Start from Scratch -  Sometimes the problem you’re trying to solve isn’t the real problem.  It often isn’t the right problem.  (More of a concern in other types of design perhaps… I mean, there is going to be a show really, isn’t there?)  Naiveté helps: assume nothing, see clearly.  What is really going on?  As when Hewlett-Packard realized they weren’t really in the business of selling printers; the profits were in selling ink cartridges

Step Back -  Stop.  Look at the wall you are beating your head against.  Can you go round it instead?  Over it?  Under it?  Maybe blow it up?

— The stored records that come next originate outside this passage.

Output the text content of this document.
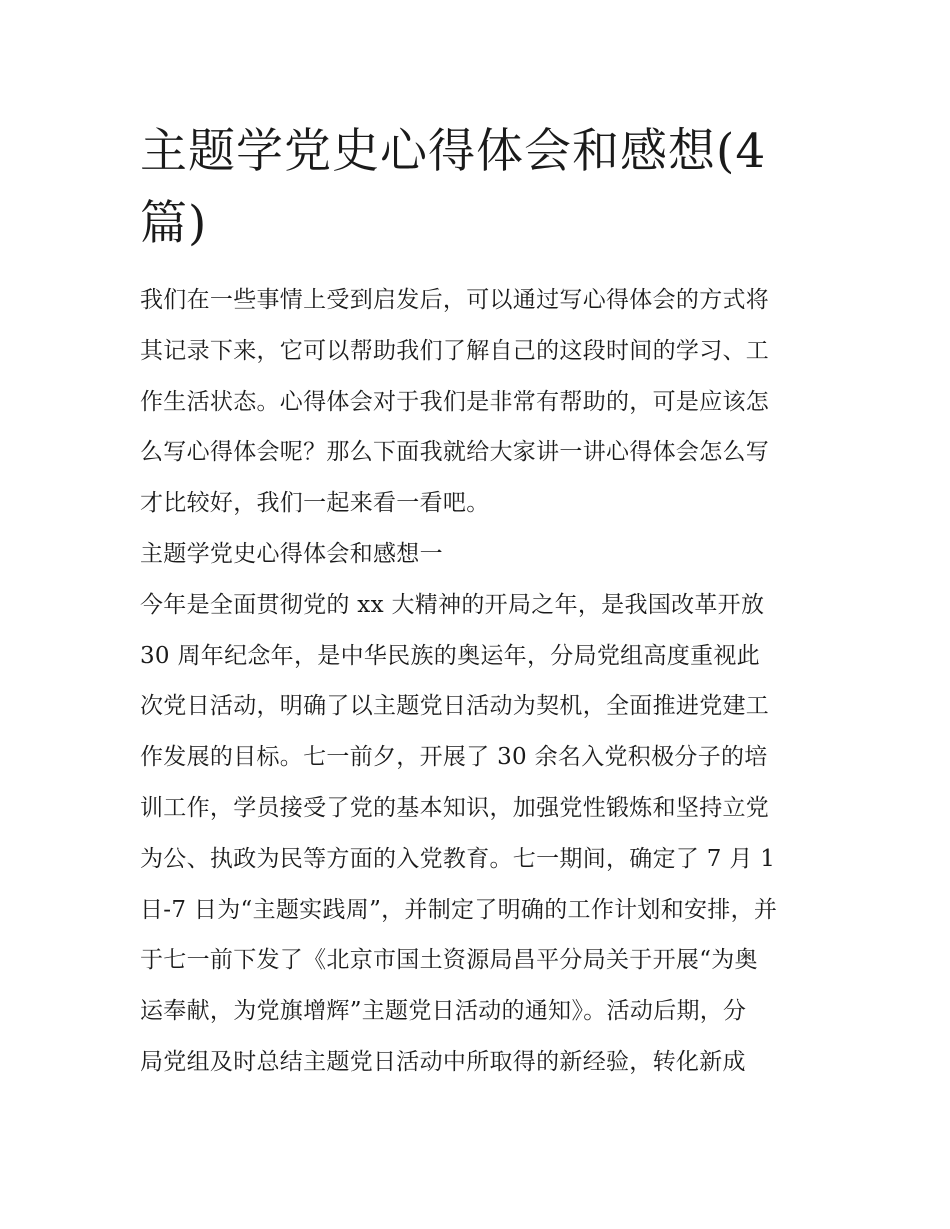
主题学党史心得体会和感想(4
篇)
我们在一些事情上受到启发后，可以通过写心得体会的方式将
其记录下来，它可以帮助我们了解自己的这段时间的学习、工
作生活状态。心得体会对于我们是非常有帮助的，可是应该怎
么写心得体会呢？那么下面我就给大家讲一讲心得体会怎么写
才比较好，我们一起来看一看吧。
主题学党史心得体会和感想一
今年是全面贯彻党的 xx 大精神的开局之年，是我国改革开放
30 周年纪念年，是中华民族的奥运年，分局党组高度重视此
次党日活动，明确了以主题党日活动为契机，全面推进党建工
作发展的目标。七一前夕，开展了 30 余名入党积极分子的培
训工作，学员接受了党的基本知识，加强党性锻炼和坚持立党
为公、执政为民等方面的入党教育。七一期间，确定了 7 月 1
日-7 日为“主题实践周”，并制定了明确的工作计划和安排，并
于七一前下发了《北京市国土资源局昌平分局关于开展“为奥
运奉献，为党旗增辉”主题党日活动的通知》。活动后期，分
局党组及时总结主题党日活动中所取得的新经验，转化新成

Sleep on it -  Night can bring counsel.  Now and then, a problem that you fell asleep pondering will be solved by morning.  So take a quiet minute before starting the day to check for new-born ideas.  Dreams sometimes lead to something – though you sound like a dork if you admit it out loud.

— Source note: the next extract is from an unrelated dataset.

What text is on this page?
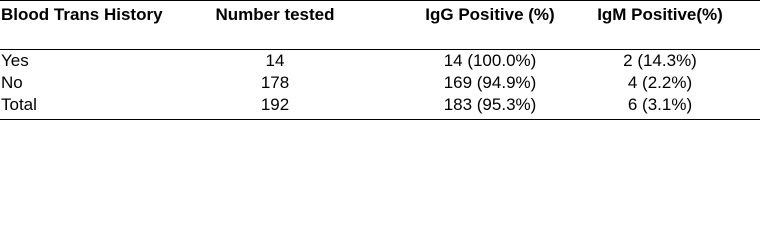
Blood Trans History	Number tested	IgG Positive (%)	IgM Positive(%)
Yes	14	14 (100.0%)	2 (14.3%)
No	178	169 (94.9%)	4 (2.2%)
Total	192	183 (95.3%)	6 (3.1%)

Can’t Sleep? -  Fretting over stalled design can keep you awake, so practice putting work aside at bedtime.  A hot bath.  Chamomile tea.  Resist the idea that a true artist must live a bohemian life of too much booze and too little sleep.  Fun, yes, but counter-productive.  Monet advised artists to live like the bourgeoisie, with regular hours and excellent French food.  He 4.17 did okay work, by the way.


4.17 Oops.  It was Flaubert: “Be regular in your daily life like a bourgeois, so that you can be violent and original in your work.”  Virginia Woolf also advised dining well, but mainly stressed having a good income and a room of one’s own.